Depuis, les confédérations syndicales ont rattrapé leur retard. Début 2023, la CFDT a par exemple publié son «manifeste pour une transition écologique juste» ; quelques mois plus tôt, la CFE-CGC proposait une série de mesures concrètes pour accompagner les travailleur·ses dans cette transformation.
De nouveaux pouvoirs pour les salariés
La loi Climat et résilience de 2021, qui vise à réduire les émissions de CO2 et à promouvoir une «transition écologique», a joué un rôle d’accélérateur. Dans le champ syndical, elle a donné de nouveaux pouvoirs aux élu·es du CSE (Conseil économique et social) des entreprises de plus de 50 salarié·es, pour leur offrir les moyens d’agir.
Depuis, les représentant·es du personnel doivent être informé·es et consulté·es sur les conséquences environnementales des mesures envisagées par leur employeur. «On a fait beaucoup de formations en interne, pour que nos élus, qui ont plus l’habitude de travailler sur le salaire ou les conditions de travail, soient acculturés à ces sujets-là», explique Fabien Guimbretière, secrétaire national CFDT chargé de la transition écologique.
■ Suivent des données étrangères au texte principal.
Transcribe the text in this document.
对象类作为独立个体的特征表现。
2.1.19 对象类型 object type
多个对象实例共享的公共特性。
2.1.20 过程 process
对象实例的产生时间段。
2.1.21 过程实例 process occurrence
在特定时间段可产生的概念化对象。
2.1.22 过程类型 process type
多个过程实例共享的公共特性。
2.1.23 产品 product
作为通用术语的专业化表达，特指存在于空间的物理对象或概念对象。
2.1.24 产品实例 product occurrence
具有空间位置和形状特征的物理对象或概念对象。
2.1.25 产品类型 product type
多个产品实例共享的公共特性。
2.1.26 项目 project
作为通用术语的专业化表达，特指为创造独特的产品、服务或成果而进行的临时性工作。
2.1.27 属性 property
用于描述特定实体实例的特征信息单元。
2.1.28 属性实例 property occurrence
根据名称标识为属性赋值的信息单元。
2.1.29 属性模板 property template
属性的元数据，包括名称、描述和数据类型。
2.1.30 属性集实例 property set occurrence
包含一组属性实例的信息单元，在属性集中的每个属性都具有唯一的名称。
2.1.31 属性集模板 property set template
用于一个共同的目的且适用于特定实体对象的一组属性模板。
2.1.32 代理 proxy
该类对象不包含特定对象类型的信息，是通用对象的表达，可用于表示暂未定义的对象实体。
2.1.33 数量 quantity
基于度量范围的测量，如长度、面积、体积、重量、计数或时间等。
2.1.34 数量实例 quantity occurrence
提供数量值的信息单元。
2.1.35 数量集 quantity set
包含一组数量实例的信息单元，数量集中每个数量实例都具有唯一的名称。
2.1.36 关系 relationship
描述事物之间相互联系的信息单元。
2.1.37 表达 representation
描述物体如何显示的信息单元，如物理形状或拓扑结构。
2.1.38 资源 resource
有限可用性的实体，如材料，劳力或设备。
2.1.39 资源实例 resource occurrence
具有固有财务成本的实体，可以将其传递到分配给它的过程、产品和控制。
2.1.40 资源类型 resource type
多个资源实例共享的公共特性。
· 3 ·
Pour aider ses militant·es à remplir ces nouvelles missions, la CGT s’est alliée au collectif Pour un réveil écologique, afin de créer le «radar travail et environnement». Cet outil évalue la politique environnementale des entreprises et permet de contrer les pratiques de greenwashing.
Manque d’anticipation et crainte d’une casse sociale
Si les syndicats se sont saisis des enjeux environnementaux, c’est parce que la transition aura des répercussions sur de nombreux emplois dans un futur proche, notamment dans les secteurs de l’industrie et l’énergie. «Ce qui a vraiment réveillé les esprits chez nous, c’est l’arrêt prévu de la vente de voitures thermiques neuves en 2035 [prévu par un règlement européen de 2023, NDLR], raconte Franck Don, chargé de la transition écologique et énergétique pour la CFTC et employé de Stellantis (Peugeot, Citroën…). En seulement quelques années, cette industrie doit faire une mue totale vers le 100% électrique. On a touché du doigt l’impact que peuvent avoir ces questions sur les emplois.»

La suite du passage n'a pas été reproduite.